The Oglala traditionally occupied a large swath of land surrounding the Black Hills area, a sacred site for the Lakota. They boast a long list of great leaders such as Red Cloud, Big Foot, Sitting Bull, Crazy Horse and American Horse. The people who presently live on the reservation are a wonderful people—filled with a beautiful culture grounded in the traditional Lakota values. While there are many things that any culture finds to be virtuous, there are seven virtues that are considered by many to be the heart of the Lakota lifestyle. These are Wóčhekiye (Prayer), Wóohola (Respect), Wówauŋšila (Compassion), Wówičakȟe (Honesty), Wówačhaŋtognaka (Generosity), Wówaȟwala (Humility) and Wóksape (Wisdom).

The Fort Laramie Treaty of 1851 established the Great Sioux Nation as extending from Canada to the North, through to Kansas to the South, into Wyoming to the west, and Wisconsin to the east.

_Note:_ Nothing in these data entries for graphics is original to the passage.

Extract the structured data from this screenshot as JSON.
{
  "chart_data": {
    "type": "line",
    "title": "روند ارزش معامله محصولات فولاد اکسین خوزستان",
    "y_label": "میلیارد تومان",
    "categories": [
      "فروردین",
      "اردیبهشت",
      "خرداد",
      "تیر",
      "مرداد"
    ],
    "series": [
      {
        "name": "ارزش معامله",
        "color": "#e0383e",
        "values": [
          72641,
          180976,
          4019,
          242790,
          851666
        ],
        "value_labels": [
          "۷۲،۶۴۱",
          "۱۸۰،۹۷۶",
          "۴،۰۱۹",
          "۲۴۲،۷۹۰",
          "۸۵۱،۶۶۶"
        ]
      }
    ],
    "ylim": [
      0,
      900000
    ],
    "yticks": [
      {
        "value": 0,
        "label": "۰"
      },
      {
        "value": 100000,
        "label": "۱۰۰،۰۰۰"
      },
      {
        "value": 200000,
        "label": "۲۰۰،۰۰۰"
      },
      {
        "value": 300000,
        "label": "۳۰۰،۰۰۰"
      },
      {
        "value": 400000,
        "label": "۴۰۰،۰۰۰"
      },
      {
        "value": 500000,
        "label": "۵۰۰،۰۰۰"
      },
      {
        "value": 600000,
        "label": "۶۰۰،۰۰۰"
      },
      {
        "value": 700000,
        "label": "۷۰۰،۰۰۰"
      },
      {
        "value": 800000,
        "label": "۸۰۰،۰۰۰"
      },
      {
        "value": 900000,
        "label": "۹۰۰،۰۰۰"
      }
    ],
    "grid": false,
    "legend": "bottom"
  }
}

Over the course of many years of war with the United States government, the land allotted to the Lakota was divided among the seven bands, and slowly decreased until it reached the existing borders of the Pine Ridge Indian Reservation, the only remaining reservation for the Oglala Lakota.

The Pine Ridge Indian Reservation is beset with problems, mostly arising from poverty and the cultural damage caused by destructive government programs of assimilation.

  • 80 percent of residents are unemployed. 
  • 12 percent of residents have earned a bachelor’s degree. 
  • With a per capita income of $6,286, the reservation is the second poorest area in the United States. 
  • 61 percent of residents 17 years and younger live below the poverty line. 
  • Life expectancy is the lowest in the Western Hemisphere except for Haiti, with an average of 48 years for men and 52 years for women. 
  • The infant mortality rate is five times higher than the United States national average. 
  • More than 4.5 million cans of beer (12,329 cans a day) are sold annually in White Clay, Nebraska, just over the border of the reservation. The reservation itself is dry. 

Red Cloud Indian School is addressing the needs of the people of the Pine Ridge Reservation. Red Cloud Indian School teaches the students to be proud of their Lakota culture, language and spirituality. Red Cloud also gives students the educational tools needed for today, by teaching math, science, English, computer science, etc. Our pastoral ministry team helps support people as they deal with the extreme poverty, substance abuse and the despair that can accompany it.